Strategi Jitu Menahan Diri dari Godaan Budaya Konsumtif

Yahya Sukamdani | Minggu, 05/07/2026
Strategi Jitu Menahan Diri dari Godaan Budaya Konsumtif Ilustrasi foto boros membeli barang

Terasmuslim.com - Budaya konsumtif dan kemudahan belanja digital kini menjadi tantangan berat bagi ketahanan finansial umat.

Iklan yang agresif dan tren gaya hidup di media sosial secara konstan merayu kita untuk terus menghamburkan uang.

Jika tidak dibentengi dengan iman yang kuat, seseorang akan dengan mudah terjebak dalam perilaku boros (israf).

Islam mengajarkan umatnya untuk senantiasa menempuh jalan tengah, yaitu tidak kikir namun juga tidak berlebihan.

Prinsip kesederhanaan dalam membelanjakan harta secara gamblang telah diatur oleh Allah SWT di dalam Al-Qur`an.

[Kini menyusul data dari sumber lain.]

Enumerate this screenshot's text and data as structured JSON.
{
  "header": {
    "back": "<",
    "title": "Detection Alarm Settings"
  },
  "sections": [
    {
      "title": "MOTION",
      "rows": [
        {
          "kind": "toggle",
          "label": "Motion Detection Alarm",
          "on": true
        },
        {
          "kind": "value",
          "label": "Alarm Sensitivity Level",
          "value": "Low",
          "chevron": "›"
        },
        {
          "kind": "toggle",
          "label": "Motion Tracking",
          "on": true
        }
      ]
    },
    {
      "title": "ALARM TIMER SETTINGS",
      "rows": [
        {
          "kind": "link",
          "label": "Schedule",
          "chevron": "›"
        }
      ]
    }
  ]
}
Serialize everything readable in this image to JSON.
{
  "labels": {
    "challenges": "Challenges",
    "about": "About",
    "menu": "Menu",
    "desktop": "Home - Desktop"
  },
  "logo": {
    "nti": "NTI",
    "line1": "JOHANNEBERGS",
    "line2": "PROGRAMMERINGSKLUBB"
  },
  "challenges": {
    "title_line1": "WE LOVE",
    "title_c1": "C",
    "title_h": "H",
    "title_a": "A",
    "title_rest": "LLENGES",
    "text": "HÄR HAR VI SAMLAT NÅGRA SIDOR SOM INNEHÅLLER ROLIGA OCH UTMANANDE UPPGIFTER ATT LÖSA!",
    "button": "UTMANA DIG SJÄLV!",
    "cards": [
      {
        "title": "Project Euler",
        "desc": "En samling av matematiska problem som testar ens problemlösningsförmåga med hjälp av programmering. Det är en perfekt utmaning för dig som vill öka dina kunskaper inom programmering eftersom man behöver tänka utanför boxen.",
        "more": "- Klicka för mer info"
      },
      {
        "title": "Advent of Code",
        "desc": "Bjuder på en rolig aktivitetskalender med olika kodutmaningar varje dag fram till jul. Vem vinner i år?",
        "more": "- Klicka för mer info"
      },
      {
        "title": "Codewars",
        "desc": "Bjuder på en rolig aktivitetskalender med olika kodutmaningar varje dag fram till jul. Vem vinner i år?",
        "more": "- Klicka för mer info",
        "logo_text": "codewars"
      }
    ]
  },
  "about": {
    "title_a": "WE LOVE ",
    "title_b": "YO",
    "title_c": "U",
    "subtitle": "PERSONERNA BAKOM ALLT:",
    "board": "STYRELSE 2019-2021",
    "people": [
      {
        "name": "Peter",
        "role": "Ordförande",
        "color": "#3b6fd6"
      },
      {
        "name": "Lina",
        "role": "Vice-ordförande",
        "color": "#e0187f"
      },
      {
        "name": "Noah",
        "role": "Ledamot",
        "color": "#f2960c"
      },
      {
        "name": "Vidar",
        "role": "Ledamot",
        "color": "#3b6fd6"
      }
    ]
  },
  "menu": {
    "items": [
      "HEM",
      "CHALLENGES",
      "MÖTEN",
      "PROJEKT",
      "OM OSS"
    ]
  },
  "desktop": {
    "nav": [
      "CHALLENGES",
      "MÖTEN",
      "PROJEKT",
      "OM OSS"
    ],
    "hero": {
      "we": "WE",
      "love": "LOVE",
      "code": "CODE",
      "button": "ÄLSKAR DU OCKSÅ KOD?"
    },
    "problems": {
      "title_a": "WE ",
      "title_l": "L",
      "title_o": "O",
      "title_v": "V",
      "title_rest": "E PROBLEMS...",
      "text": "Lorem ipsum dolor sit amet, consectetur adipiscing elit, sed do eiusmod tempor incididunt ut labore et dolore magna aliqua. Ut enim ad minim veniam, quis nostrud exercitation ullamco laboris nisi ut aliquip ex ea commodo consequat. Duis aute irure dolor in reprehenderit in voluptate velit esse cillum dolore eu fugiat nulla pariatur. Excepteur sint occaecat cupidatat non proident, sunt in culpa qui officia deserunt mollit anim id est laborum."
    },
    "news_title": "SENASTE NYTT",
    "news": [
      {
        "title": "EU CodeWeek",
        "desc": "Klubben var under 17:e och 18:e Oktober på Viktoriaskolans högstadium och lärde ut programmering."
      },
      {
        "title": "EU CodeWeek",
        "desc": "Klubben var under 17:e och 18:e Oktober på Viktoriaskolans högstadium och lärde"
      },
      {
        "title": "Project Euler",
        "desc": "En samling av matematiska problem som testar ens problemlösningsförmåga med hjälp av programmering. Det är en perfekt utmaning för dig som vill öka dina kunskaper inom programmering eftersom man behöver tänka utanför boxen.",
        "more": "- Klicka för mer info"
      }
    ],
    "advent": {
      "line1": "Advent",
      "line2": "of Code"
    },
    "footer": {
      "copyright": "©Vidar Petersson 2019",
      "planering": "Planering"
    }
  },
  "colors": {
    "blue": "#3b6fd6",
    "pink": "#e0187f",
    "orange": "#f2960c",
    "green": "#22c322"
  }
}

"Dan (termasuk hamba-hamba Tuhan Yang Maha Pengasih) orang-orang yang apabila menginfakkan (harta), mereka tidak berlebihan, dan tidak (pula) kikir, di antara keduanya secara wajar." (QS. Al-Furqan: 67)

Langkah awal untuk menghindari sifat boros adalah dengan menyusun skala prioritas antara kebutuhan dan keinginan.

Sebelum membeli sesuatu, tanyakan pada diri sendiri apakah barang tersebut benar-benar mendesak atau sekadar pemuas mata.

Rasulullah SAW juga mengingatkan agar kita tidak memperturutkan setiap keinginan yang terlintas di dalam benak.

"Apakah setiap kali engkau menginginkan sesuatu, engkau harus membelinya?" (HR. Al-Baihaqi)

Gaya hidup qanaah, yaitu merasa cukup dengan rezeki yang ada, adalah benteng paling kokoh dari sifat konsumtif.

Membiasakan diri melihat ke bawah dalam urusan duniawi akan melahirkan rasa syukur yang mendalam atas nikmat Allah.

Rasulullah SAW menegaskan bahwa kekayaan sejati bukanlah pada banyaknya harta, melainkan pada kayanya jiwa.

"Bukanlah kekayaan itu karena banyaknya harta, melainkan kekayaan itu adalah kayanya jiwa (hati)." (HR. Bukhari dan Muslim)

Menabung dan menyiapkan dana darurat juga menjadi ikhtiar nyata untuk menjaga kehormatan diri dari berutang di masa depan.

Mengalihkan sisa pendapatan untuk sedekah dan wakaf jauh lebih produktif daripada membuangnya demi kepuasan sesaat.

Mari tata kembali manajemen keuangan kita sesuai syariat agar harta yang dititipkan menjadi berkah dan penyelamat di akhirat.